Когда моя мать наконец вернулась домой, она привезла с собой большую музыкальную пилу, на которой научилась играть, ставя ее между коленей, и нового друга, своего партнера Вилли Форста. Он потрепал меня по головке, когда я сделала книксен, пожал руку моему отцу, с которым, по видимости, был знаком, остался обедать и оставался потом часто.
Волшебные вечера в нашей гостиной возобновились. Теперь, правда, моя мать была иногда так занята, что не успевала готовить, и ее мать брала дорогое такси, чтобы перевезти к нам свою стряпню всего через несколько домов. Она никогда у нас не оставалась, только выкладывала свою фаршированную капусту, которая была почти так же хороша, как та, что делала моя мать. Вечера, когда отец заходил к знаменитому Кемпински, были моими любимыми. Он приносил домой груду лакомств: колбасы всех сортов, семгу, икру, маринованную селедку, соленые огурчики, русский черный хлеб и целого копченого угря. Прежде чем отрезать мне кусочек, он брал его за голову и за хвост и изображал, что играет на длинной черной флейте. Это так смешило меня, что мне надо было срочно спускаться вниз со своего трона, чтобы вовремя попасть в туалет, чем я, в свою очередь, смешила свою мать.

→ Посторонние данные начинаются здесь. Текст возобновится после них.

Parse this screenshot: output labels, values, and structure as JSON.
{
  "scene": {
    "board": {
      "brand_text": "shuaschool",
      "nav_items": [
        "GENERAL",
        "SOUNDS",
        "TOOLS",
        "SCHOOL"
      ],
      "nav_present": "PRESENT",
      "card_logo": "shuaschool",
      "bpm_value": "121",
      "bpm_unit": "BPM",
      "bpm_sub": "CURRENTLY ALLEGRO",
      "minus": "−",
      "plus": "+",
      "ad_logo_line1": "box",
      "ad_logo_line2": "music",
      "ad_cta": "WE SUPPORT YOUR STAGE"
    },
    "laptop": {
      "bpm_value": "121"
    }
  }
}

В тот год мне пришлось переваривать и запоминать множество новостей. Помню, что какой-то американский джентльмен с немецким именем сел в маленький аэроплан и совершенно один перелетел из Америки, через океан, в Париж, ни разу нигде не остановившись. Потом была новость об одном «еврейском» певце, который мазал лицо черной краской и голос которого прозвучал в какой-то кинокартине. Последняя новость вызвала самую оживленную дискуссию за обеденным столом. Если слышать, что говорят актеры, предполагали некоторые, это разрушит драматический эффект кинематографа; а некоторые, и в их числе мой отец, считали, что это «техническое чудо», что теперь все изменится. Комментарий моей матери, с которым, естественно, все согласились, был таков: «Ну, если придет звук — конец игре глазами. Больше никаких лиц, одна глупая болтовня».

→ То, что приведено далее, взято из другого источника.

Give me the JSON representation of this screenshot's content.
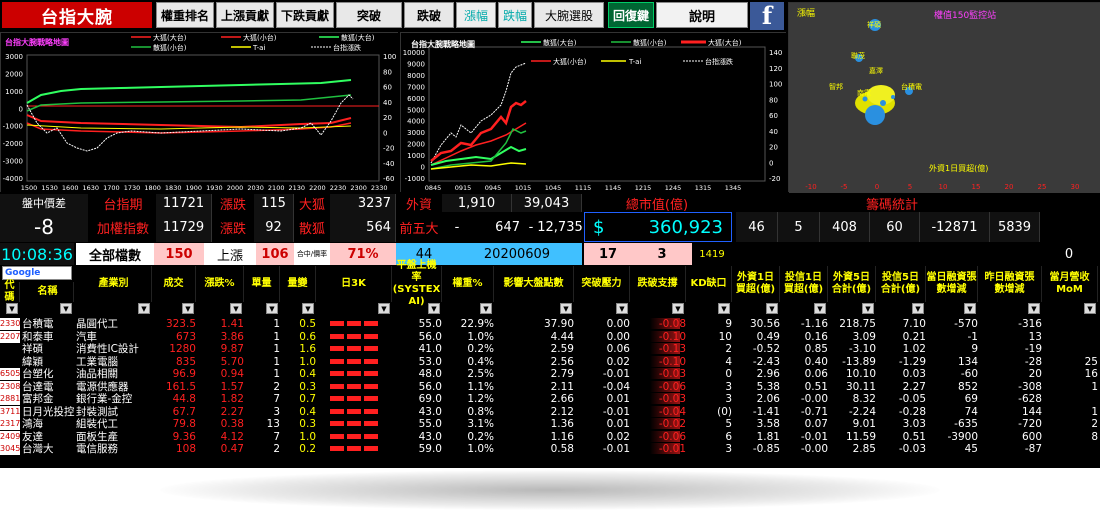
{
  "app": {
    "title": "台指大腕"
  },
  "toolbar": [
    "權重排名",
    "上漲貢獻",
    "下跌貢獻",
    "突破",
    "跌破",
    "漲幅",
    "跌幅",
    "大腕選股",
    "回復鍵",
    "說明"
  ],
  "fb_icon": "facebook-icon",
  "chart1": {
    "title": "台指大腕戰略地圖",
    "legend": [
      "大狐(大台)",
      "大狐(小台)",
      "散狐(大台)",
      "散狐(小台)",
      "T-ai",
      "台指漲跌"
    ],
    "yleft": [
      "3000",
      "2000",
      "1000",
      "0",
      "-1000",
      "-2000",
      "-3000",
      "-4000"
    ],
    "yright": [
      "100",
      "80",
      "60",
      "40",
      "20",
      "0",
      "-20",
      "-40",
      "-60"
    ],
    "xticks": [
      "1500",
      "1530",
      "1600",
      "1630",
      "1700",
      "1730",
      "1800",
      "1830",
      "1900",
      "1930",
      "2000",
      "2030",
      "2100",
      "2130",
      "2200",
      "2230",
      "2300",
      "2330"
    ]
  },
  "chart2": {
    "title": "台指大腕戰略地圖",
    "legend": [
      "散狐(大台)",
      "散狐(小台)",
      "大狐(大台)",
      "大狐(小台)",
      "T-ai",
      "台指漲跌"
    ],
    "yleft": [
      "10000",
      "9000",
      "8000",
      "7000",
      "6000",
      "5000",
      "4000",
      "3000",
      "2000",
      "1000",
      "0",
      "-1000"
    ],
    "yright": [
      "140",
      "120",
      "100",
      "80",
      "60",
      "40",
      "20",
      "0",
      "-20"
    ],
    "xticks": [
      "0845",
      "0915",
      "0945",
      "1015",
      "1045",
      "1115",
      "1145",
      "1215",
      "1245",
      "1315",
      "1345"
    ]
  },
  "chart3": {
    "title_left": "漲幅",
    "title_right": "權值150監控站",
    "xlabel": "外資1日買超(億)",
    "xticks": [
      "-10",
      "-5",
      "0",
      "5",
      "10",
      "15",
      "20",
      "25",
      "30"
    ],
    "labels": [
      "祥碩",
      "聯茂",
      "台積電",
      "嘉澤",
      "智邦",
      "南電"
    ]
  },
  "info": {
    "row1": {
      "label": "盤中價差",
      "c1": "台指期",
      "c1v": "11721",
      "c2": "漲跌",
      "c2v": "115",
      "c3": "大狐",
      "c3v": "3237",
      "c4": "外資",
      "c4a": "1,910",
      "c4b": "39,043",
      "c5": "總市值(億)",
      "c6": "籌碼統計"
    },
    "row2": {
      "spread": "-8",
      "c1": "加權指數",
      "c1v": "11729",
      "c2": "漲跌",
      "c2v": "92",
      "c3": "散狐",
      "c3v": "564",
      "c4": "前五大",
      "dash1": "-",
      "c4a": "647",
      "dash2": "-",
      "c4b": "12,735",
      "cur": "$",
      "mkt": "360,923",
      "s1": "46",
      "s2": "5",
      "s3": "408",
      "s4": "60",
      "s5": "-12871",
      "s6": "5839"
    },
    "row3": {
      "time": "10:08:36",
      "c1": "全部檔數",
      "c1v": "150",
      "c2": "上漲",
      "c2v": "106",
      "c3": "合中/價率",
      "c3v": "71%",
      "c4": "44",
      "date": "20200609",
      "a": "17",
      "b": "3",
      "k": "1419",
      "z": "0"
    }
  },
  "search_label": "Google",
  "headers": [
    "代碼",
    "名稱",
    "產業別",
    "成交",
    "漲跌%",
    "單量",
    "量變",
    "日3K",
    "平盤上機率\n(SYSTEX AI)",
    "權重%",
    "影響大盤點數",
    "突破壓力",
    "跌破支撐",
    "KD缺口",
    "外資1日\n買超(億)",
    "投信1日\n買超(億)",
    "外資5日\n合計(億)",
    "投信5日\n合計(億)",
    "當日融資張\n數增減",
    "昨日融資張\n數增減",
    "當月營收\nMoM"
  ],
  "rows": [
    {
      "code": "2330",
      "name": "台積電",
      "ind": "晶圓代工",
      "price": "323.5",
      "chg": "1.41",
      "vol": "1",
      "vr": "0.5",
      "prob": "55.0",
      "w": "22.9%",
      "pts": "37.90",
      "br": "0.00",
      "bd": "-0.08",
      "kd": "9",
      "f1": "30.56",
      "t1": "-1.16",
      "f5": "218.75",
      "t5": "7.10",
      "m1": "-570",
      "m2": "-316",
      "mom": ""
    },
    {
      "code": "2207",
      "name": "和泰車",
      "ind": "汽車",
      "price": "673",
      "chg": "3.86",
      "vol": "1",
      "vr": "0.6",
      "prob": "56.0",
      "w": "1.0%",
      "pts": "4.44",
      "br": "0.00",
      "bd": "-0.10",
      "kd": "10",
      "f1": "0.49",
      "t1": "0.16",
      "f5": "3.09",
      "t5": "0.21",
      "m1": "-1",
      "m2": "13",
      "mom": ""
    },
    {
      "code": "",
      "name": "祥碩",
      "ind": "消費性IC設計",
      "price": "1280",
      "chg": "9.87",
      "vol": "1",
      "vr": "1.6",
      "prob": "41.0",
      "w": "0.2%",
      "pts": "2.59",
      "br": "0.06",
      "bd": "-0.13",
      "kd": "2",
      "f1": "-0.52",
      "t1": "0.85",
      "f5": "-3.10",
      "t5": "1.02",
      "m1": "9",
      "m2": "-19",
      "mom": ""
    },
    {
      "code": "",
      "name": "緯穎",
      "ind": "工業電腦",
      "price": "835",
      "chg": "5.70",
      "vol": "1",
      "vr": "1.0",
      "prob": "53.0",
      "w": "0.4%",
      "pts": "2.56",
      "br": "0.02",
      "bd": "-0.10",
      "kd": "4",
      "f1": "-2.43",
      "t1": "0.40",
      "f5": "-13.89",
      "t5": "-1.29",
      "m1": "134",
      "m2": "-28",
      "mom": "25"
    },
    {
      "code": "6505",
      "name": "台塑化",
      "ind": "油品相關",
      "price": "96.9",
      "chg": "0.94",
      "vol": "1",
      "vr": "0.4",
      "prob": "48.0",
      "w": "2.5%",
      "pts": "2.79",
      "br": "-0.01",
      "bd": "-0.03",
      "kd": "0",
      "f1": "2.96",
      "t1": "0.06",
      "f5": "10.10",
      "t5": "0.03",
      "m1": "-60",
      "m2": "20",
      "mom": "16"
    },
    {
      "code": "2308",
      "name": "台達電",
      "ind": "電源供應器",
      "price": "161.5",
      "chg": "1.57",
      "vol": "2",
      "vr": "0.3",
      "prob": "56.0",
      "w": "1.1%",
      "pts": "2.11",
      "br": "-0.04",
      "bd": "-0.06",
      "kd": "3",
      "f1": "5.38",
      "t1": "0.51",
      "f5": "30.11",
      "t5": "2.27",
      "m1": "852",
      "m2": "-308",
      "mom": "1"
    },
    {
      "code": "2881",
      "name": "富邦金",
      "ind": "銀行業-金控",
      "price": "44.8",
      "chg": "1.82",
      "vol": "7",
      "vr": "0.7",
      "prob": "69.0",
      "w": "1.2%",
      "pts": "2.66",
      "br": "0.01",
      "bd": "-0.03",
      "kd": "3",
      "f1": "2.06",
      "t1": "-0.00",
      "f5": "8.32",
      "t5": "-0.05",
      "m1": "69",
      "m2": "-628",
      "mom": ""
    },
    {
      "code": "3711",
      "name": "日月光投控",
      "ind": "封裝測試",
      "price": "67.7",
      "chg": "2.27",
      "vol": "3",
      "vr": "0.4",
      "prob": "43.0",
      "w": "0.8%",
      "pts": "2.12",
      "br": "-0.01",
      "bd": "-0.04",
      "kd": "(0)",
      "f1": "-1.41",
      "t1": "-0.71",
      "f5": "-2.24",
      "t5": "-0.28",
      "m1": "74",
      "m2": "144",
      "mom": "1"
    },
    {
      "code": "2317",
      "name": "鴻海",
      "ind": "組裝代工",
      "price": "79.8",
      "chg": "0.38",
      "vol": "13",
      "vr": "0.3",
      "prob": "55.0",
      "w": "3.1%",
      "pts": "1.36",
      "br": "0.01",
      "bd": "-0.02",
      "kd": "5",
      "f1": "3.58",
      "t1": "0.07",
      "f5": "9.01",
      "t5": "3.03",
      "m1": "-635",
      "m2": "-720",
      "mom": "2"
    },
    {
      "code": "2409",
      "name": "友達",
      "ind": "面板生產",
      "price": "9.36",
      "chg": "4.12",
      "vol": "7",
      "vr": "1.0",
      "prob": "43.0",
      "w": "0.2%",
      "pts": "1.16",
      "br": "0.02",
      "bd": "-0.06",
      "kd": "6",
      "f1": "1.81",
      "t1": "-0.01",
      "f5": "11.59",
      "t5": "0.51",
      "m1": "-3900",
      "m2": "600",
      "mom": "8"
    },
    {
      "code": "3045",
      "name": "台灣大",
      "ind": "電信服務",
      "price": "108",
      "chg": "0.47",
      "vol": "2",
      "vr": "0.2",
      "prob": "59.0",
      "w": "1.0%",
      "pts": "0.58",
      "br": "-0.01",
      "bd": "-0.01",
      "kd": "3",
      "f1": "-0.85",
      "t1": "-0.00",
      "f5": "2.85",
      "t5": "-0.03",
      "m1": "45",
      "m2": "-87",
      "mom": ""
    }
  ],
  "colors": {
    "red": "#ff2020",
    "green": "#00e060",
    "yellow": "#ffff00",
    "cyan": "#00ffff",
    "blue": "#2060ff"
  }
}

К тому времени, как мне исполнилось четыре года, я была знакома со множеством взрослых. Моя мать всегда представляла меня так: «Единственная любовь моей жизни», — что, как я заметила, очень смущало некоторых господ и даже некоторых дам, но моего отца — никогда. Будучи немецким ребенком, я не задавала ненужных вопросов; но мне было не так-то легко уследить за всеми этими взрослыми, которые одну неделю были любимцами моей матери, а на другую исчезали навсегда.

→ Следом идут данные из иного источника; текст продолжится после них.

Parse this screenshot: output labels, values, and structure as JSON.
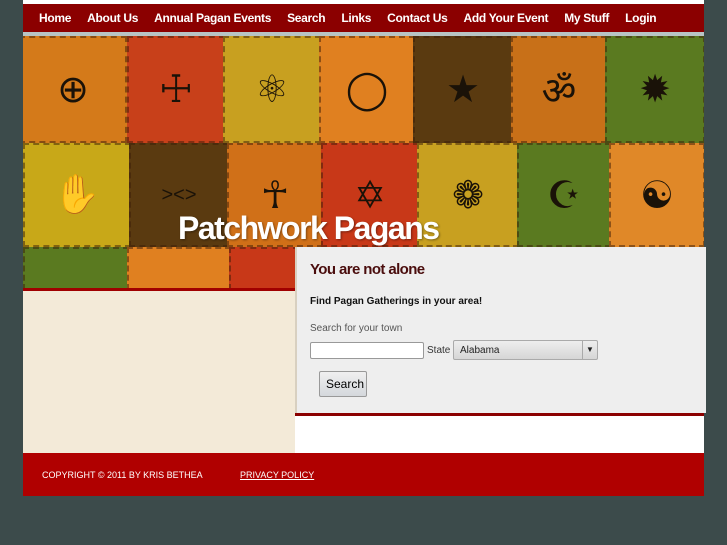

Рихард Таубер пел очень красиво — он оставался с нами довольно долго. Почему-то господин Форст совершенно не любил господина Таубера. Именно тогда моя мать решила вместо них влюбиться в саму песню. Она без конца ставила на свой верный граммофон последнюю пластинку из Америки и до тех пор подпевала ей: «Ты — сливки в моем кофе», — пока мы все не захотели, чтобы она нашла себе другого фаворита. В тот год она имела большой успех в ревю под названием «Это носится в воздухе», написанном Мишей Шполянским. Под занавес каждую ночь звезда Марго Лион и Марлен Дитрих дуэтом исполняли песню в ритме затейливого фокстрота, где высмеивалась преувеличенная, экспансивная женская дружба. Манера, в которой исполнялась песня, не оставляла сомнений в ее лесбийских обертонах.